AUTISM: A POEM

This blog has been created as an open experiment of poetry composition, perhaps a glimpse at an emerging manuscript as it matures. This working manuscript should not be considered as complete or published. Instead, this should be viewed as merely an early stage in the process of creation.

I have placed below some of the pages from an isolated venture in one of my typescript loose-leaf folders. The contents here represent portions of an ongoing personal project with a particularly narrow focus intended to eventually develop toward a book-length poetry sequence with the tentative working title of
Autism.

The poem will grow as new sections are added. The individual posts are designed so that they may be viewed as independent items; however, I have consciously carried themes, images, and similar language through the extended sequence with the hope that connectivity and continuity will be preserved among numerous sections of the long poem.

Readers are asked to regard this piece as a work in progress, a partial or rough draft rather than a finished product (even if some selected segments previously may have appeared in print), and I request everyone realize various edits, emendations, or expansion may be made to the posts at any time in the future. Moreover, at some point the entire sequence will be removed to undergo a complete revision.

Therefore, I urge visitors to become followers of the blog by clicking the link in the sidebar, as well as to follow on Twitter for updates. Readers are also invited to browse my personal web site for additional information.

Indeed, a significant part of this experiment involves a certain amount of transparency that includes the possibility for readers to communicate responses and offer constructive suggestions, both of which I welcome through post comments or e-mail messages.


Also, I advise that the order of the numbered sections is not meant to be at all definitive since the long poem’s sequence will certainly be reorganized as the work in this temporary format starts to resemble a completed manuscript and begins to assume a more formal shape that might eventually be suitable for publication. In fact, I welcome interest from book publishers as well.

Thank you for taking the time to examine this trial stage, a test which I perceive as a preliminary process in the composition of a possible poetry manuscript. —Edward Byrne

Friday, June 11, 2010

AUTISM: A POEM


. . . . .
V. Winter Images


. . . . .1

All night long a slow moving snowstorm
. . . . . has filled the tree lines along these hillsides.
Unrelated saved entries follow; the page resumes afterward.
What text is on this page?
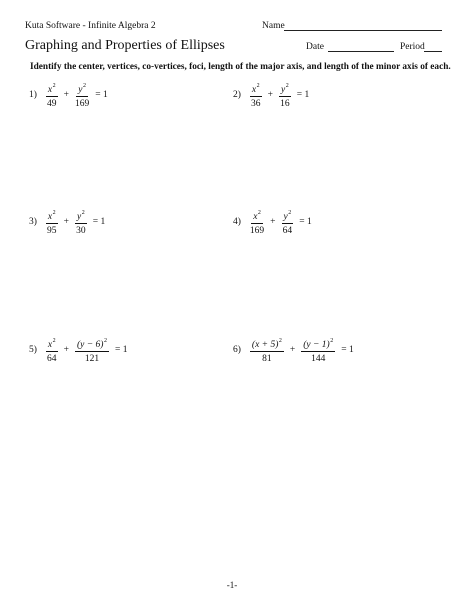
Kuta Software - Infinite Algebra 2	Name
Graphing and Properties of Ellipses	Date	Period
Identify the center, vertices, co-vertices, foci, length of the major axis, and length of the minor axis of each.
$1) \frac{x^2}{49} + \frac{y^2}{169} = 1$	$2) \frac{x^2}{36} + \frac{y^2}{16} = 1$
$3) \frac{x^2}{95} + \frac{y^2}{30} = 1$	$4) \frac{x^2}{169} + \frac{y^2}{64} = 1$
$5) \frac{x^2}{64} + \frac{(y - 6)^2}{121} = 1$	$6) \frac{(x + 5)^2}{81} + \frac{(y - 1)^2}{144} = 1$
-1-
In morning light the wedges of evergreens,
. . . . . dressed white, ride higher ridges like those set

mainsails of old boats we’d often view last
. . . . . summer floating lazily just off shore in slight

August breezes, dyed by a low angle of evening
. . . . . sun still shining brightly against their triangles.


. . . . .2

When my son and I walk toward the woods
. . . . . not far behind our house, follow closely each

small cloud of breath appearing ahead of us—
. . . . . as though there were no other way we could

measure evidence of life on so pale a day—
. . . . . we see even these few tall poplars rising nearby,

their limbs yet empty of leaves, seem bleached
. . . . . white or covered now with linen cloth, in need

of some color, perhaps as in those seasonal
. . . . . prints of tinted poplars Monet once had painted

more than a century ago. The artist so loved
. . . . . his rich images of those trees he bought the land

where they stood until he filled his canvases,
. . . . . but then sold his models’ good wood for lumber.


. . . . .3

Alex removes both of his gloves to touch
. . . . . the whiteness—lifting a thick clump of snow

in one hand, tracing the length of an icicle
. . . . . with a thumb—lingering until his thin fingers

are almost numb. Although usually content
. . . . . to live merely in images on the page or within

a frame, whether summer or winter, I know
. . . . . my son can only feel the cold, must make it real.